During the bombing of Munich (1944) in the Second World War, Oettingen-Spielberg was one of the paleontological curators at the Bavarian State Collection for Palaeontology and Geology (the modern-day Palaeontological Museum, Munich). The director of the museum, Karl Beurlen, was a convinced national socialist, and did not believe that the Allies would be able to bomb Munich. From 1943 onwards, some of the curators at the museum began to evacuate parts of the paleontological and geological collections, against the will and efforts of Beurlen. Shortly before the bombings, Oettingen-Spielberg worked covertly with paleontologist Ferdinand Broili and Georg Spiegler, an employee at the Ludwig-Maximilians-Universität München, to save the museum's geological collection. Oettingen-Spielberg ensured access to unused beer cellars on her family estate, Schloss Oettingen in the Nördlinger Ries. Through Oettingen-Spielberg and Spiegler's efforts, most of the geological collection of the museum—except what was actually on display, and thus visible to Beurlen on a daily basis—left Munich, and survived the war unharmed. Most of the paleontological collection of the museum, which was not as easy to transport, was destroyed in the bombing.

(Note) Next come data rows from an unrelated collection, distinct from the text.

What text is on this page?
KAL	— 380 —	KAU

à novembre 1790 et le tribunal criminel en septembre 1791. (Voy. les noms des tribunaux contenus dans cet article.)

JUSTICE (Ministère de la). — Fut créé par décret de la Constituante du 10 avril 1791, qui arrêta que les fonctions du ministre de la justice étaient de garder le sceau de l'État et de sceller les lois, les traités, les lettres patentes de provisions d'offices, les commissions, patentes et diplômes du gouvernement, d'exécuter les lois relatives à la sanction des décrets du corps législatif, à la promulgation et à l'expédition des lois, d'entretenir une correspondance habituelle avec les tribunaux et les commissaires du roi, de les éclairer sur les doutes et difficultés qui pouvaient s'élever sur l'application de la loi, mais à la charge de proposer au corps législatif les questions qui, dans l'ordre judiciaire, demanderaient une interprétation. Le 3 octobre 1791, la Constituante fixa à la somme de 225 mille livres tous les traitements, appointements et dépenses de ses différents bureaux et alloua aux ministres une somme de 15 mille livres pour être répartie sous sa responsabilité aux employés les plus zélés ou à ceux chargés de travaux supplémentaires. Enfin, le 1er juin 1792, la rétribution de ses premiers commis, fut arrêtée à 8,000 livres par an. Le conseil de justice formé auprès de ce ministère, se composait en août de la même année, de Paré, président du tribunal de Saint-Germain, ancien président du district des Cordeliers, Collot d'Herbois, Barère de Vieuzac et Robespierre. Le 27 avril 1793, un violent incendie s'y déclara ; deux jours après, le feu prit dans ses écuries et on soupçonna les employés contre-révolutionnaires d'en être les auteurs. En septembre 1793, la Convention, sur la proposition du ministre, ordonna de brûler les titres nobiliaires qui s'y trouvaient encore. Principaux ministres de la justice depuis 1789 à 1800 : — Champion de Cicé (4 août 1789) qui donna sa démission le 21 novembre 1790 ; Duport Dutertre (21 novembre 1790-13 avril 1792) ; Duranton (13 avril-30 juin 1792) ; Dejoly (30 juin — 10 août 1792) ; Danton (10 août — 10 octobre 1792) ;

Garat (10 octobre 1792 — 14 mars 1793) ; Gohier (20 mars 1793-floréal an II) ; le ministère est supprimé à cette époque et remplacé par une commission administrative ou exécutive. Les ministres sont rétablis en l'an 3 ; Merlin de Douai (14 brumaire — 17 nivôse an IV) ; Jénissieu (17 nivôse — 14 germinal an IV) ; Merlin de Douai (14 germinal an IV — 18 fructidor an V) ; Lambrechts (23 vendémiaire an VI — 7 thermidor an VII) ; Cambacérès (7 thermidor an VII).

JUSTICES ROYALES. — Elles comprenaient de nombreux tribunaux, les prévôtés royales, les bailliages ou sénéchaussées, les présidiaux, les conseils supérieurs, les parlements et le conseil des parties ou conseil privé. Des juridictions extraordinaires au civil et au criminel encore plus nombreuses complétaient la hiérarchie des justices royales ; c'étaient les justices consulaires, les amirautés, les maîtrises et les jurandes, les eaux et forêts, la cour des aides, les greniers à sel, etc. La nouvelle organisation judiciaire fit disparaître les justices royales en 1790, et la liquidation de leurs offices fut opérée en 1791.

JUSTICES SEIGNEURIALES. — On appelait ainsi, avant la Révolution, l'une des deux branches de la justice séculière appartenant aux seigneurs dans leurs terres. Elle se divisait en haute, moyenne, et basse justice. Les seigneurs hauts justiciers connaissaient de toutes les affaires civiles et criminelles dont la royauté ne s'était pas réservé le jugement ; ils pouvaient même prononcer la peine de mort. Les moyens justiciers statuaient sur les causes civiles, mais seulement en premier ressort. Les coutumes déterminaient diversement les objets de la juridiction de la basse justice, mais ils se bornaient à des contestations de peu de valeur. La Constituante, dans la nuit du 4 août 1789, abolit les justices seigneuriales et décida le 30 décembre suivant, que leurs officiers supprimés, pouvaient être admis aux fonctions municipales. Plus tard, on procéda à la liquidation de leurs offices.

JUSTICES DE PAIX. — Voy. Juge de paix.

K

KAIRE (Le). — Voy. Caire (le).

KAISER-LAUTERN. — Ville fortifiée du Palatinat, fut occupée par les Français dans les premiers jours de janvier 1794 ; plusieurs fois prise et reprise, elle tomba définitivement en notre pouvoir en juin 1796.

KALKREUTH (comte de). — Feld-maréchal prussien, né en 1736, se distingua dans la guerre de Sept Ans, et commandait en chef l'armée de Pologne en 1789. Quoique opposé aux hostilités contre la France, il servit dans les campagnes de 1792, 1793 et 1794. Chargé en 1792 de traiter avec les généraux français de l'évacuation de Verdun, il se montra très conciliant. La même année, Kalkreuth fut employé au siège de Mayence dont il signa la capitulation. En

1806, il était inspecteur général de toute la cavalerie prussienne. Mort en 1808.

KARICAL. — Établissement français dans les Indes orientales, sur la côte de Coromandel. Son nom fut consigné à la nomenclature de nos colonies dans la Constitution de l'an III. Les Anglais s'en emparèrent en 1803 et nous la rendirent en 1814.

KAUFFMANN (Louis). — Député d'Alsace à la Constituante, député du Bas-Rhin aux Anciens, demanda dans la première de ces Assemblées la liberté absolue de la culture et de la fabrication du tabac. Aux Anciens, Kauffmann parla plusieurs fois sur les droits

In the winter of 1955–1956, Oettingen-Spielberg accompanied Richard Dehm and Helmut Vidal on a paleontological expedition to Ganda Kas in Punjab, Pakistan. Oettingen-Spielberg, Dehm, and Vidal collected many fossils from the Middle Eocene. Oettingen-Spielberg and Dehm went on the study the mammalian fossils collected. They described the fossils together in 1958, and named four new genera and seven new species, including the early whale relatives Gandakasia and Ichthyolestes.

Oettingen-Spielberg continued to work as a curator at the Palaeontological Museum, Munich until the 1970s. She died in 1991.